How that library is used in a Databricks notebook is below:
from nba_analysis_tools.query_tools import PerTeamExtract
warriors = PerTeamExtract('Warriors', 2014, 2019, abfs_obj=abfs)
warriors_df, warriors_team_picks_df = warriors.run()
lakers = PerTeamExtract('Lakers', 1999, 2002, abfs_obj=abfs)
lakers_df, lakers_team_picks_df = lakers.run()
# making a general query for Kobe Bryant and Shaquille O'Neal since they were not drafted by the Lakers but spent the majority of there careers on the Lakers
draft_cols = lakers_team_picks_df.columns
col_q_lst = ['a.'+ i for i in draft_cols]
table = 'draft_history'
q = f"""
SELECT {",".join(col_q_lst)} FROM read_parquet('abfs://data/{table}.parquet') AS a WHERE a.player_name = 'Kobe Bryant' OR a.player_name LIKE 'Shaq%'
"""
kobe_shaq = lakers._general_query(q)
lakers_team_picks_df = pd.concat([lakers_team_picks_df, kobe_shaq], axis=0)
Desired output #1 - Simple join of 'game' and 'other_stats' table by game_id:
Desired output #2 - Extraction of all draft picks of a team 6 years before the start of their dominance up till the end of their run:
Interacting with Databricks (PySpark)
To setup an interface for PySpark to communicate with Blob storage, mount the storage container locally using the following:
dbutils.fs.mount(
source = "wasbs://<container-name>@<storage-account-name>.blob.core.windows.net",
mount_point = "/mnt/mydata",
extra_configs = {"fs.azure.account.key.<storage-account-name>.blob.core.windows.net": "<storage-account-key>"}
)
Note that the mount point name is arbitrary. This mount point will persist across compute sessions until you unmount with the following (within a Databricks Notebook):
dbutils.fs.unmount("/mnt/<my-container>")
List the contents of the mount point:
dbutils.fs.ls("/mnt/<my-container>")
List available mount points:
dbutils.fs.mounts()
Data transformations with PySpark DataFrames (Transformation Task #2)
PySpark DataFrames behave similarly to Pandas and Polars DataFrames but are optimized to use Spark clusters underneath the hood.
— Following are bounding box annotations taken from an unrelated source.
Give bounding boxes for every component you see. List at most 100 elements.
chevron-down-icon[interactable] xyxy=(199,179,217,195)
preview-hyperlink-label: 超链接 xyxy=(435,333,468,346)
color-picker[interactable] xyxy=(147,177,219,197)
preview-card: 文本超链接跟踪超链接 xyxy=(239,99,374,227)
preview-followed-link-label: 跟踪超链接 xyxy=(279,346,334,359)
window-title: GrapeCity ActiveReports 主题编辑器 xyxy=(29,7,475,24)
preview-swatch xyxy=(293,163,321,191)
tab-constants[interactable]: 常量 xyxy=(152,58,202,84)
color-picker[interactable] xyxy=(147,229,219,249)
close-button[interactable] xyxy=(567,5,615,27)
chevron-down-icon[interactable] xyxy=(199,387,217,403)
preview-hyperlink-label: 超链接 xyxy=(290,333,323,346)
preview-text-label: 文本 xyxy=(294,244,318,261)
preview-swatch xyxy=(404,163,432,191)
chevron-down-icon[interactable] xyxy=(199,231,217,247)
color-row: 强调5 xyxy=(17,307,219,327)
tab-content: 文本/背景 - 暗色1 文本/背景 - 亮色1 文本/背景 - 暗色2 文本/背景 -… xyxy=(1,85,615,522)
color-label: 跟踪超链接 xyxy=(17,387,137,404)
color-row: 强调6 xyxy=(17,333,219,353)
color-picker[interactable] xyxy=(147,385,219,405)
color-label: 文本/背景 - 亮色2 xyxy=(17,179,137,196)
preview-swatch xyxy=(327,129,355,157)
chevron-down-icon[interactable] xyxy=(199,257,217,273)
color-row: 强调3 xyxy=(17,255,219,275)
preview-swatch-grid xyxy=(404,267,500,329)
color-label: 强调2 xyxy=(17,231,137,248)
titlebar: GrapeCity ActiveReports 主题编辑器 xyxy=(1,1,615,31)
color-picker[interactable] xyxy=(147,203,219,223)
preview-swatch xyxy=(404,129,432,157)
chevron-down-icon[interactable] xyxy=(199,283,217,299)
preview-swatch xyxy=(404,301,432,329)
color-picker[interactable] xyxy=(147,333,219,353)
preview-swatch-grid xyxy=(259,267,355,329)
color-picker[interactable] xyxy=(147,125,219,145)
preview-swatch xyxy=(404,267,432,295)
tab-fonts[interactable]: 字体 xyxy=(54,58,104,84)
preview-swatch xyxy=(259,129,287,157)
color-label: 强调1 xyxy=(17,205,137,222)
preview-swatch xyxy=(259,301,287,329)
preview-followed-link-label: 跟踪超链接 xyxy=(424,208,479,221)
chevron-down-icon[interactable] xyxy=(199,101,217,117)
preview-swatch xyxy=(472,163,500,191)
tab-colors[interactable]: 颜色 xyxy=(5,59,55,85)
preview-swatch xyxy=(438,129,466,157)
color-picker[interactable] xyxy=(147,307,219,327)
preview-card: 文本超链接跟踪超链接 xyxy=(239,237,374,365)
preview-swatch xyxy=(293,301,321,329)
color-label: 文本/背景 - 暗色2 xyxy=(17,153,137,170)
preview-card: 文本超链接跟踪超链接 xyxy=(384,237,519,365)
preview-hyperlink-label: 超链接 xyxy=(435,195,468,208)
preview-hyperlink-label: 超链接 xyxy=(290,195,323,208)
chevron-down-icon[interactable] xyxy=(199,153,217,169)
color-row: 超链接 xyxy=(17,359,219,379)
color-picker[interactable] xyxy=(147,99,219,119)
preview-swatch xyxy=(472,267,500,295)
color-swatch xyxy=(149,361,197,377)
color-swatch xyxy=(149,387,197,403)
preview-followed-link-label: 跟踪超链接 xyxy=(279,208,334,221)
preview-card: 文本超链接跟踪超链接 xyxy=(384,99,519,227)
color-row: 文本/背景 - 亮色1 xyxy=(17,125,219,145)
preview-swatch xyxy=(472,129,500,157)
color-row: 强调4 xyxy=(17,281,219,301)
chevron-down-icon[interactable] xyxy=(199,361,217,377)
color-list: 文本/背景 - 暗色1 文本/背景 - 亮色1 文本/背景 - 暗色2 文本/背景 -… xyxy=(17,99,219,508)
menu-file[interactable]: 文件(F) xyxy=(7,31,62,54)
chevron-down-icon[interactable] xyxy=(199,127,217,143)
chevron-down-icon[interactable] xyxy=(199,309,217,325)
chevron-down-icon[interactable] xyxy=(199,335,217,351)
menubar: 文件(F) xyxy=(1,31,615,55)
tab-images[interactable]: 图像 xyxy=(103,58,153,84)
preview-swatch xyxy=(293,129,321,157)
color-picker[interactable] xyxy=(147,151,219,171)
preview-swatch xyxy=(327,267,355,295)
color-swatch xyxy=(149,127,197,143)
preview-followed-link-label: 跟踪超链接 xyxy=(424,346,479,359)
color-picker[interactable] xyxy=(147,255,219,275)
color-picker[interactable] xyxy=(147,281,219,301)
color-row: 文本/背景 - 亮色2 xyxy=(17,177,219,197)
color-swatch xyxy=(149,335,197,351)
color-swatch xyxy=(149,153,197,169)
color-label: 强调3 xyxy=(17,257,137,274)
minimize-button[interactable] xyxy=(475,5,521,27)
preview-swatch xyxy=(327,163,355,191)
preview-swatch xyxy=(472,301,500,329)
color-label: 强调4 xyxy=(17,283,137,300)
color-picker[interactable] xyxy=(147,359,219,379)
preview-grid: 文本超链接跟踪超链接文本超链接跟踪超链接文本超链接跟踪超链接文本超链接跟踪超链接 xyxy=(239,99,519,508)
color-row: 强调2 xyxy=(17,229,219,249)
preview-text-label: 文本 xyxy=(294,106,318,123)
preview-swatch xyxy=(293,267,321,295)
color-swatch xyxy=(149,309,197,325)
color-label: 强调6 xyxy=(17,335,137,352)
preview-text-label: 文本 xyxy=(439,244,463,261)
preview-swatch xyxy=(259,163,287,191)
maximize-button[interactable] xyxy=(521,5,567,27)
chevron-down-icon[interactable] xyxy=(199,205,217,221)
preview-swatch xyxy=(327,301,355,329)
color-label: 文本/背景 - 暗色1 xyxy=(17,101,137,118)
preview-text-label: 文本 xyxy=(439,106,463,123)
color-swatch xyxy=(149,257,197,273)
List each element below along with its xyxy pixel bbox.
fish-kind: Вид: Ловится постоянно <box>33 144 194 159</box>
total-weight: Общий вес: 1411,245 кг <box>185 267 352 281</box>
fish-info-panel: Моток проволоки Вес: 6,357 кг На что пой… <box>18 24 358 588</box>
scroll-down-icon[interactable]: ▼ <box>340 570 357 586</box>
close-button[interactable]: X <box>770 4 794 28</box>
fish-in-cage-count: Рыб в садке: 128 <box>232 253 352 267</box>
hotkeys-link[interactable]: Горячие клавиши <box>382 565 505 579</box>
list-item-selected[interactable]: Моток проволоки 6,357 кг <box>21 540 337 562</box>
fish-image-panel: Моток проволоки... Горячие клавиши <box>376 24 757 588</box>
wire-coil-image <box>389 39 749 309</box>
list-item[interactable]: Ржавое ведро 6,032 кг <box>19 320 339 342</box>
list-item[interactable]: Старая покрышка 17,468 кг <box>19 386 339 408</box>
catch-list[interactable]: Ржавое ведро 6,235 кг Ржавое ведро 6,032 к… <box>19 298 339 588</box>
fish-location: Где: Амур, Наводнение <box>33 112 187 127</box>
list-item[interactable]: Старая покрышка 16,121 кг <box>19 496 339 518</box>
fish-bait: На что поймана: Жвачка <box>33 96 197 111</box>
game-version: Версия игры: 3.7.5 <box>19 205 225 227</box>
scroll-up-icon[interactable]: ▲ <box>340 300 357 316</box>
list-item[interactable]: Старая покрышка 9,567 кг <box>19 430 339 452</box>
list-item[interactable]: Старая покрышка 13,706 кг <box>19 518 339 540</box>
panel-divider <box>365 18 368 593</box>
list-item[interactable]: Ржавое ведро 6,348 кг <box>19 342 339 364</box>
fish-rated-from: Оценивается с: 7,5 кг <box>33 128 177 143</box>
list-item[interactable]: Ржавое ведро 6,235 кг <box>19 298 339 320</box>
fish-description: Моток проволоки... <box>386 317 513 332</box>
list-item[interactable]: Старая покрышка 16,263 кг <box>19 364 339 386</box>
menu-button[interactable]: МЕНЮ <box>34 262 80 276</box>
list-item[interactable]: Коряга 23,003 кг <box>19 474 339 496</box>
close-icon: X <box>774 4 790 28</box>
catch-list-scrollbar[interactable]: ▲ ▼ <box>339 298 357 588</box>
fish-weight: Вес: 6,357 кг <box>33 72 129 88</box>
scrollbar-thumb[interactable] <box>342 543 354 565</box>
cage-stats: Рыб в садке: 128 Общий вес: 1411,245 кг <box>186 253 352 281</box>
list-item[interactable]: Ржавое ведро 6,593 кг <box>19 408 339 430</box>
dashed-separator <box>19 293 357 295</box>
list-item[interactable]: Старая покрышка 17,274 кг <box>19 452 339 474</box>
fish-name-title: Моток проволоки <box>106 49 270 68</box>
Cleaning and transforming the data went as follows:
#importing
lakers_df = spark.read.parquet("/mnt/process2/lakers_df.parquet")
lakers_draft_df = spark.read.parquet("/mnt/process2/lakers_team_picks_df.parquet")
warriors_df = spark.read.parquet("/mnt/process2/warriors_df.parquet")
warriors_draft_df = spark.read.parquet("/mnt/process2/team_picks_df.parquet")
#using custom class "TeamStats"
warriors_team_stats = TeamStats(warriors_id,warriors_df, warriors_draft_df)
warriors_combined = warriors_team_stats.combine_stats()
lakers_team_stats = TeamStats(lakers_id,lakers_df, lakers_draft_df)
lakers_combined = lakers_team_stats.combine_stats()
Tranformation 2 output #1 - A team's avg field goal percentage at home/away, avg fast-break ratio home/away, avg points-in-the-paint home/away, avg 3-pt percentage home/away:
Orchestrating the Transformations - Databricks Workflows
With the transformation notebooks in place, it's time for executing/automating. With the many orchestration libraries available today (Dagster, Luigi, Prefect, Airflow, etc) its hard to make a decision because all do the job well and have great features. In this case, the built in Databricks Workflows are a great option because its integral to the nature of Databricks.
Setting up a workflow is just a couple of menu selection down from where notebooks are started:
Start workflow
Assign notebooks to workflow
Post Conclusion
Starting the workflow saves the transformed parquet files back into a assigned results container in the Blob storage.
Next, I'll continue subsetting the NBA data set in search of the identities of these two basketball teams and what made them so successful. If I stay within the Azure/Databricks ecosystem I'll probably stay solely with PySpark since its a ton faster (DuckDB did really well regardless).